- The Washington Times - Tuesday, July 22, 2008



Revelations that the Federal Deposit Insurance Corporation (FDIC) authored faulty and improper sub-prime loans to consumers after it took over operations of Hinsdale, Illinois-based Superior Bank FSB could not be more troubling and should signal Congress that rushing to pass reactionary bailout provisions and new regulatory legislation will likely be inadequate.

More than 6,700 mortgages worth in excess of $550 million were doled out to consumers under FDIC authority, and hundreds of those borrowers who couldn’t afford the loans have been foreclosed on, according to the Wall Street Journal. The FDIC is being sued by Texas-based Beal Bank that bought 5,315 of the loans from Superior alleging that half of them originated while the bank was under FDIC control. The FDIC, in an initial report, estimated it could be liable for about $70 million.

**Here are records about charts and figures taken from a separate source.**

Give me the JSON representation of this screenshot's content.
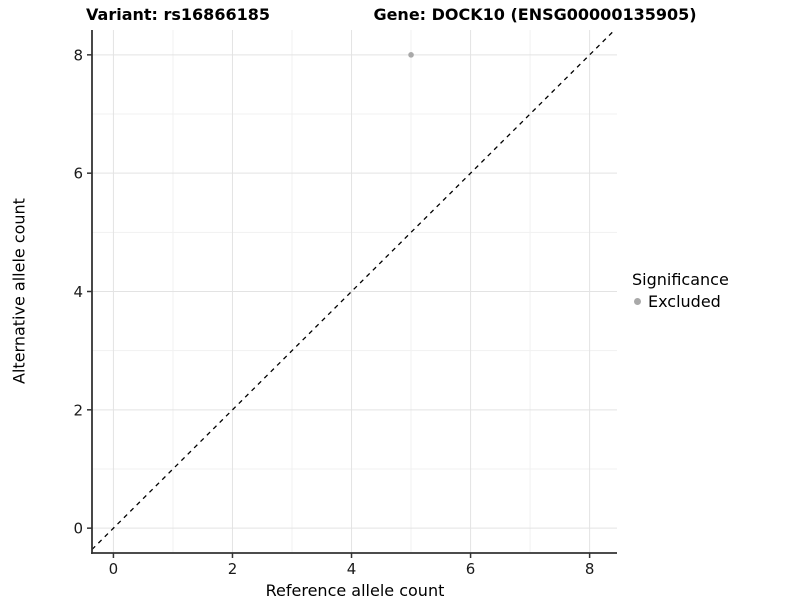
{
  "chart_data": {
    "type": "scatter",
    "title_left": "Variant: rs16866185",
    "title_right": "Gene: DOCK10 (ENSG00000135905)",
    "xlabel": "Reference allele count",
    "ylabel": "Alternative allele count",
    "xlim": [
      -0.36,
      8.46
    ],
    "ylim": [
      -0.42,
      8.42
    ],
    "x_ticks": [
      0,
      2,
      4,
      6,
      8
    ],
    "y_ticks": [
      0,
      2,
      4,
      6,
      8
    ],
    "x_minor_gridlines": [
      1,
      3,
      5,
      7
    ],
    "y_minor_gridlines": [
      1,
      3,
      5,
      7
    ],
    "grid": true,
    "identity_line": {
      "style": "dashed",
      "equation": "y = x",
      "from": -0.42,
      "to": 8.46
    },
    "series": [
      {
        "name": "Excluded",
        "color": "#a9a9a9",
        "points": [
          {
            "x": 5,
            "y": 8
          }
        ]
      }
    ],
    "legend": {
      "position": "right",
      "title": "Significance",
      "items": [
        {
          "label": "Excluded",
          "color": "#a9a9a9"
        }
      ]
    },
    "colors": {
      "background": "#ffffff",
      "grid_major": "#e3e3e3",
      "grid_minor": "#f1f1f1",
      "axis_line": "#333333",
      "tick_text": "#1a1a1a",
      "dashed_line": "#000000",
      "point": "#a9a9a9"
    }
  }
}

An agency official said the case could be settled for about $23 million.

IndyMac Bancorp Inc. was taken over by the insurance agency earlier this month, and there are several other banks on the FDIC’s list of troubled institutions. That coupled with these new troubling revelations about the FDIC’s handling of Superior raises some serious questions for the federal insurer. Taxpayers should pay close attention.

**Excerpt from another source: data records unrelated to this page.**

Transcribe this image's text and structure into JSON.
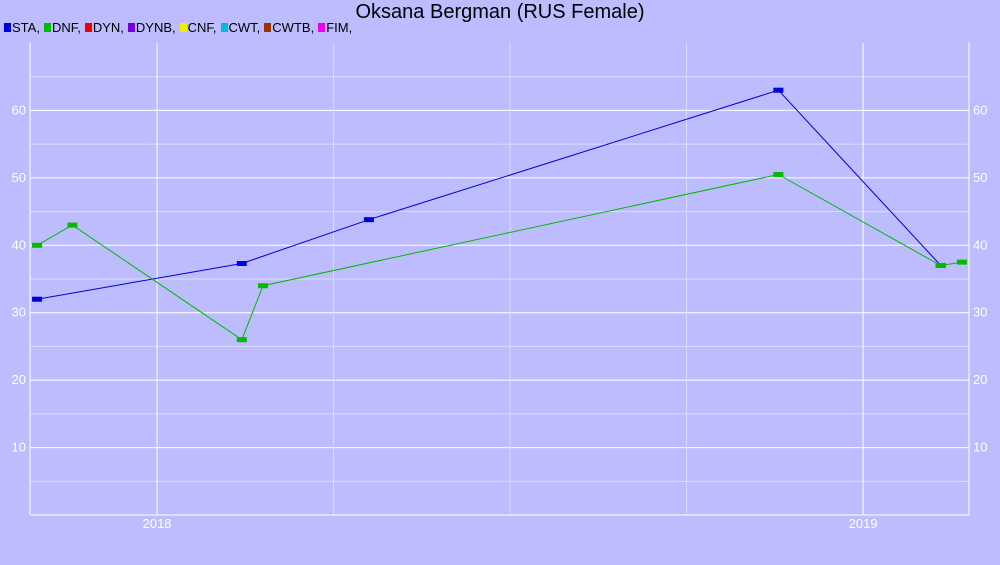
{
  "chart_data": {
    "type": "line",
    "title": "Oksana Bergman (RUS Female)",
    "legend": [
      {
        "name": "STA",
        "color": "#0000dd"
      },
      {
        "name": "DNF",
        "color": "#00bb00"
      },
      {
        "name": "DYN",
        "color": "#ee0000"
      },
      {
        "name": "DYNB",
        "color": "#7700dd"
      },
      {
        "name": "CNF",
        "color": "#eeee00"
      },
      {
        "name": "CWT",
        "color": "#00bbdd"
      },
      {
        "name": "CWTB",
        "color": "#993300"
      },
      {
        "name": "FIM",
        "color": "#ee00ee"
      }
    ],
    "legend_position": "top-left",
    "x_ticks": [
      "2018",
      "2019"
    ],
    "y_ticks": [
      10,
      20,
      30,
      40,
      50,
      60
    ],
    "ylim": [
      0,
      70
    ],
    "xlim": [
      2017.82,
      2019.15
    ],
    "grid": true,
    "series": [
      {
        "name": "STA",
        "color": "#0000dd",
        "x": [
          2017.83,
          2018.12,
          2018.3,
          2018.88,
          2019.11
        ],
        "y": [
          32,
          37.3,
          43.8,
          63,
          37
        ]
      },
      {
        "name": "DNF",
        "color": "#00bb00",
        "x": [
          2017.83,
          2017.88,
          2018.12,
          2018.15,
          2018.88,
          2019.11,
          2019.14
        ],
        "y": [
          40,
          43,
          26,
          34,
          50.5,
          37,
          37.5
        ]
      }
    ]
  }
}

The current balance of the FDIC insurance fund stands at an estimated $53 billion. If IndyMac folds, and it is highly likely that it will, the FDIC could be on the hook for about $6 billion to $7 billion - roughly 12 percent of the fund - to repay customers of one bank. At that funding level, the FDIC can currently insure about 10 bank failures. Then what?

What is the government going to do if the number of home foreclosures that have risen every month this year, 53 percent in June, continue to rise at a record pace launching even more banks toward the brink? The Bush administration opened the treasury coffers more than a week ago to allow Fannie Mae and Freddie Mac to borrow at reduced rates to save themselves from collapse, even as the two mortgage giants proclaim strength, as their liquid capital outpaces their obligations.

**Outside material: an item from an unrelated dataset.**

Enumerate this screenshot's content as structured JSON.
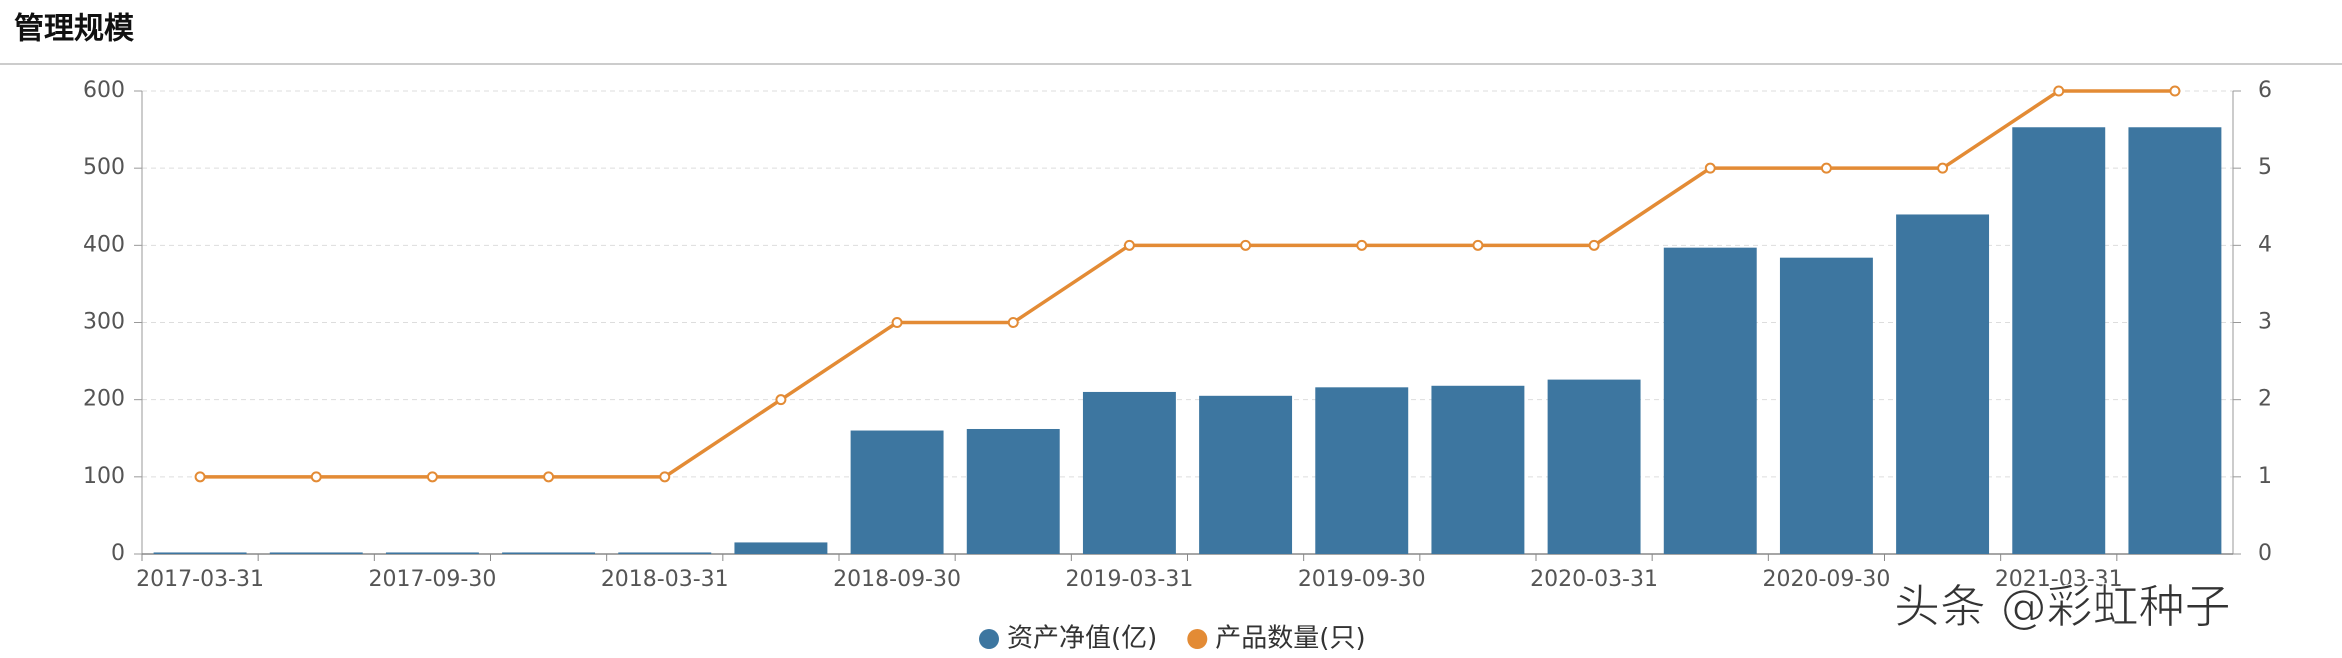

The Democrat-controlled Congress wants bailouts across the board and wants to hire more regulators to fix this mess. In this case, the 53 elected representatives and senators are going to have to sit down and think long and hard about reforming the entire structure and duties of the regulatory agencies.

Proclamations that everything will work out coming from Senate Banking Committee Chairman Chris Dodd, who wants bailouts and more regulation, won’t cut it. Neither will Republican proclamations that the Democratic Congress is responsible, because Richard Shelby was the chairman of the committee for the majority of the time that these sub-prime lenders were doling out bad loans. Pennsylvania Avenue is flush with finger pointing. Taxpayers and conservatives want solutions, not buck passing.